Basal tears acts as a continual shield between the eye and the rest of the world, keeping dirt and debris away.
REFLEX TEARS
This form of tears are formed when the eyes need to wash away harmful irritants, such as smoke, foreign body or onion fumes.
Your eye release them in large amount than the basal tears, and they may contain more antibodies to help fight bacteria. Here, the inflammation process may be initiated, where redness, pain and swelling is more paramount.
EMOTIONAL TEARS
This kind of tears are produced in the response to joy, sadness, fear, and other emotional states.
According to research, scientists have proposed that emotional tears contain additional hormones and proteins not present in basal or reflex tears.
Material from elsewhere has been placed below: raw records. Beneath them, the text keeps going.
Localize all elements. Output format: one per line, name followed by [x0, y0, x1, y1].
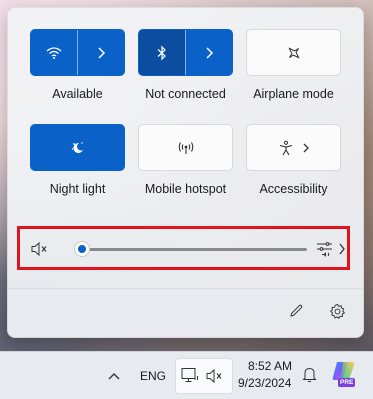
- accessibility-button-content: [247, 125, 340, 170]
- highlight-box: [17, 226, 350, 270]
- tile-airplane-mode: Airplane mode: [246, 29, 341, 101]
- tile-wifi: Available: [30, 29, 125, 101]
- night-light-toggle[interactable]: [30, 124, 125, 171]
- panel-footer: [8, 288, 363, 337]
- night-light-icon: [31, 125, 124, 170]
- copilot-icon[interactable]: PRE: [331, 359, 358, 391]
- edit-quick-settings-icon[interactable]: [288, 303, 304, 324]
- bluetooth-toggle[interactable]: [138, 29, 233, 76]
- accessibility-label: Accessibility: [259, 182, 328, 196]
- copilot-preview-badge: PRE: [338, 378, 356, 387]
- settings-gear-icon[interactable]: [329, 303, 346, 325]
- mobile-hotspot-label: Mobile hotspot: [144, 182, 227, 196]
- accessibility-chevron-icon: [303, 143, 309, 152]
- tile-accessibility: Accessibility: [246, 124, 341, 196]
- show-hidden-icons-chevron-icon[interactable]: [107, 368, 121, 386]
- wifi-toggle[interactable]: [30, 29, 125, 76]
- wifi-icon[interactable]: [31, 30, 77, 75]
- bluetooth-icon[interactable]: [139, 30, 185, 75]
- bluetooth-expand-chevron-icon[interactable]: [186, 30, 232, 75]
- taskbar: ENG 8:52 AM 9/23/2024 PRE: [0, 351, 373, 399]
- tile-mobile-hotspot: Mobile hotspot: [138, 124, 233, 196]
- night-light-label: Night light: [49, 182, 106, 196]
- mobile-hotspot-toggle[interactable]: [138, 124, 233, 171]
- clock-date[interactable]: 9/23/2024: [238, 376, 291, 390]
- network-icon: [181, 367, 199, 389]
- bluetooth-label: Not connected: [145, 87, 226, 101]
- accessibility-icon: [279, 140, 292, 155]
- input-language-indicator[interactable]: ENG: [140, 369, 166, 383]
- wifi-label: Available: [52, 87, 103, 101]
- tile-night-light: Night light: [30, 124, 125, 196]
- tile-bluetooth: Not connected: [138, 29, 233, 101]
- accessibility-toggle[interactable]: [246, 124, 341, 171]
- volume-muted-tray-icon: [206, 368, 224, 389]
- airplane-mode-label: Airplane mode: [253, 87, 334, 101]
- airplane-mode-toggle[interactable]: [246, 29, 341, 76]
- network-volume-tray-button[interactable]: [175, 358, 233, 394]
- hotspot-icon: [139, 125, 232, 170]
- notification-bell-icon[interactable]: [302, 366, 317, 388]
- wifi-expand-chevron-icon[interactable]: [78, 30, 124, 75]
- airplane-icon: [247, 30, 340, 75]
- clock-time[interactable]: 8:52 AM: [248, 359, 292, 373]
Stress hormones such as cortisol, adrenalin and norepinephrine are highly released in this tears.
Emotionally triggered-tear production also releases endorphins and oxytocin which are natural pain relievers.
This explains why headaches that occur as a result of crying for a longer period of time which is clearly induced by emotions, subsides on it own without the use if analgesics (pain killers).
DID YOU KNOW TEARS HAVE LAYERS
Tears are not just saline(water), they also contain enzymes (lysozyme), lipids, metabolites (mucin) and electrolytes (sodium, potassium, chloride etc).
Each tear has three layers
- The outer oily layer (LIPID LAYER) to keep the surface smooth for the eye to see through and to prevent the other layers from evaporating.
- A watery middle layer (AQUEOUS LAYER) the thickest layer helps keep the eye hydrated, repel bacteria and protect the cornea.
- An inner mucus (MUCOUS LAYER) layer that keeps the whole tear fastened to the eye.
TEARS FORMATION
Lacrimal gland located above each eye produce tears. As you blink, tears spread across the surface of the eye. Then the tears drain into puncta (upper and lower punctum), the tiny holes in the corners of your upper and lower eyelids.
The tears then travel through small canals in the eyelids (upper and lower canaliculus) and down a duct before emptying into your nose.
There, tears will either evaporate or be absorbed. There is a duct called the nasolacrimal duct –this is also known as the tear duct), it transfers tears from the lacrimal sac (it is the upper dilated end of the nasolacrimal duct) of the eye into the nasal cavity.
Babies are sometimes born with a blocked tear duct, this condition usually resolves on it own. In adult, the tear duct can be blocked by an eye infection, swelling, injury or a tumor.
When a lot of emotional or reflex tears are made, they overwhelm the lacrimal drainage system.
That’s why these tears can spill out of your eyes, run down your cheeks and sometimes dribble out of your nose.